The move into retail by the world's biggest and most influential handset maker has generated surprisingly little reaction. Nokia's plan to set up a chain of flagship stores worldwide tells us a couple of things about the mobile market.
It says a few things about Nokia, too, not least the fact that it thinks it worth risking the ire of operators by going head to head with them.
In the bland vocabulary of modern business, operators and handset-makers are 'partners'. But there's always been a tension between the two.
Before the tech bust, operators pretty much had to accept the form factor, specs and release date set by the manufacturers.
Today some operators are big enough to dictate to the operators. They certainly have a deeper, continuing relationship with consumers, while vendors are in a constant technology arms race.
In some markets, like the US, operators rule the roost. In others, like China, the handset players and retailers dominate the consumer relationship and the sales process. The whole handset acquisition cycle is a classic problem-opportunity scenario for device makers.

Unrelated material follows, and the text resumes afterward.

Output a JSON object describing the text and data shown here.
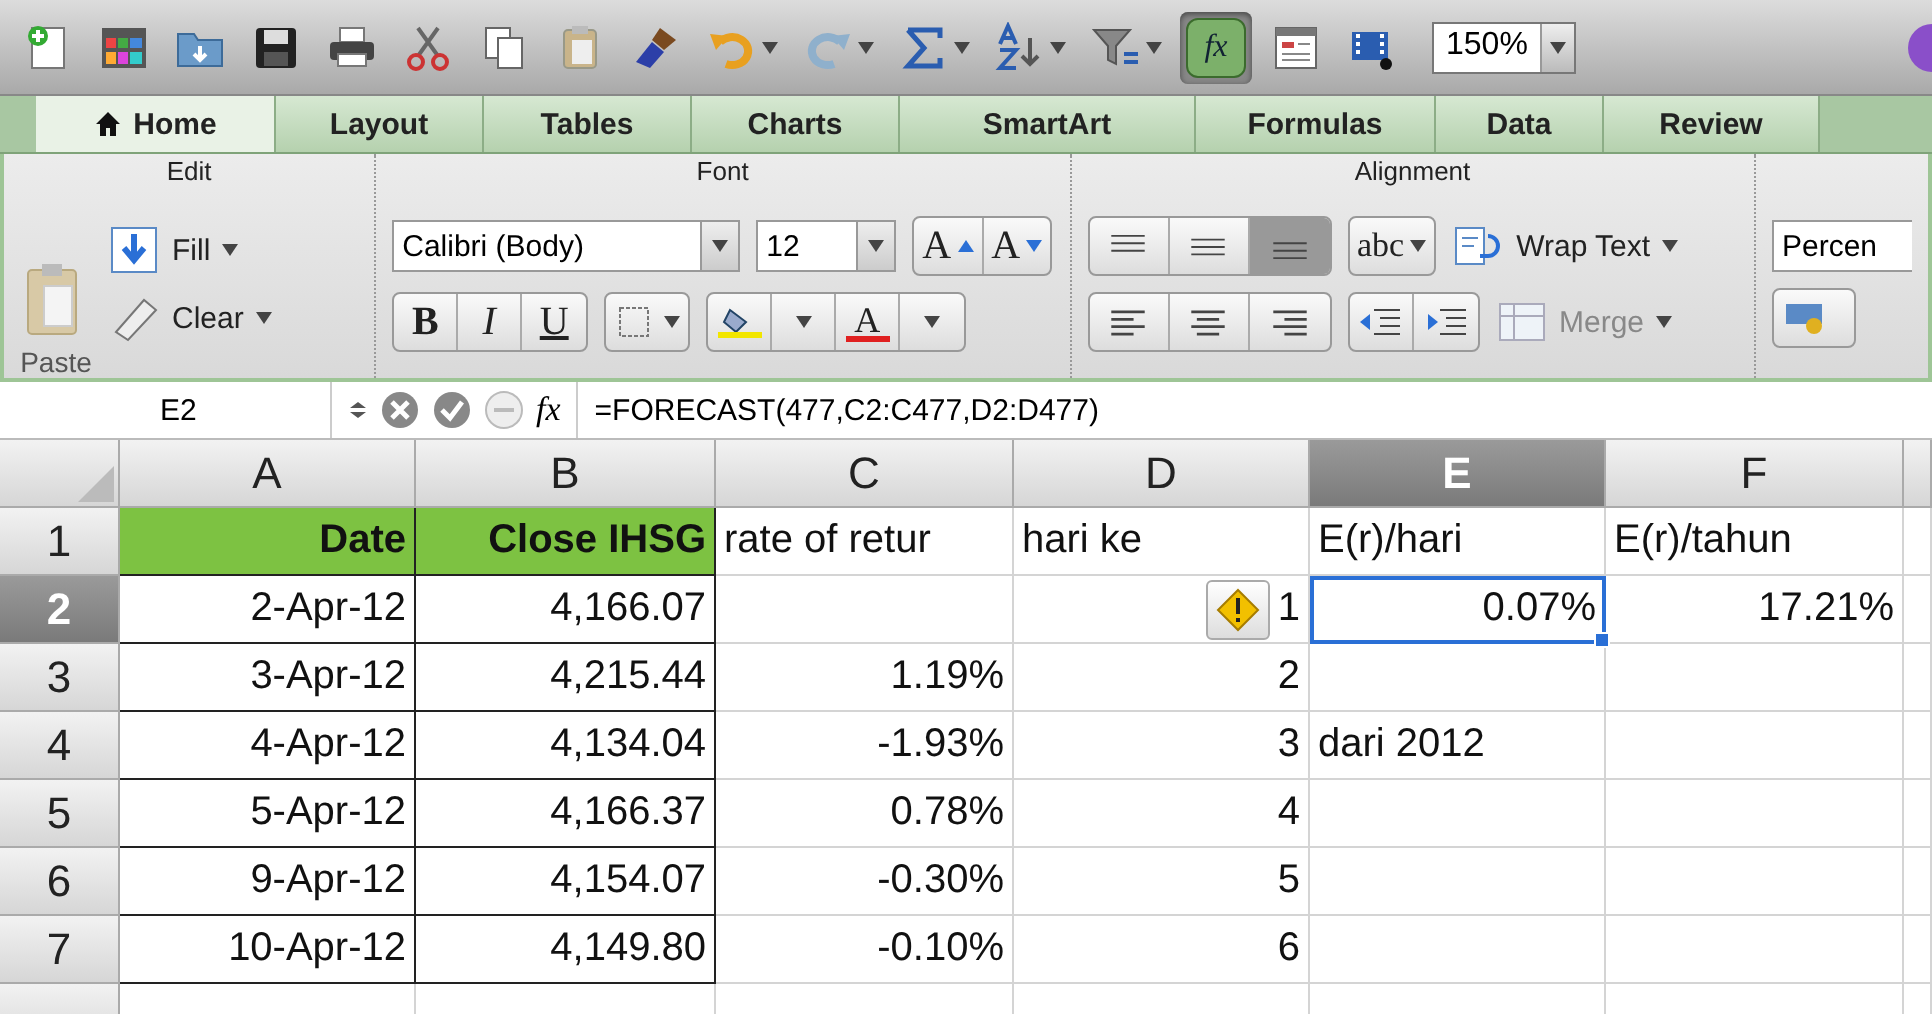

The obvious problem is the phone selection experience is a limited one. Consumers get little opportunity to test-drive a phone before buying. For a product that's so deeply personal and is for most a major expenditure, that doesn't make sense.
High-end locations
Nokia's strategy is to open flagship stores in high-end retail locations, starting with Pushkin Square in Moscow last November.
Unwired dropped in one afternoon on the latest outlet, and the first in Asia, in Hong Kong's pricey Causeway Bay. Downstairs, the latest N-series and 6000 series mobile phones were on display, powered-up and ready to be tested. Upstairs, next to a bank of music phones and idle Internet terminals, a Nokia staffer was addressing a mainland delegation.
Management thankfully resisted the temptation to blast visitors with the latest TV commercial. That's not merely Unwired showing his age (outside the mainland group, I was the oldest person in the store by a decade or two) but defeats the purpose. It's not a place for imprinting brand dominance, but for helping customers learn about the devices.
To that end it seems to work. If anything, it should be even more relaxed and informal - perhaps with a caf‾
But the other purpose of the store is educating customers about today's high-functionality devices. With each new feature, the complexity count also rises.
Nokia might account for more than a third of all phones shipped, but it's only reluctantly in the voice handset game these days. Staff are famously banned from calling the N-series smartphone a 'phone'.
It's understandable that the firm behind some of the world's cleverest devices is anxious to give them a 21st century moniker. Sadly, the best it can do is the completely forgettable 'multimedia computer'.
It's about much more than a mere product name. With the iPod, Apple not only branded a music player, but a whole new lifestyle and business segment.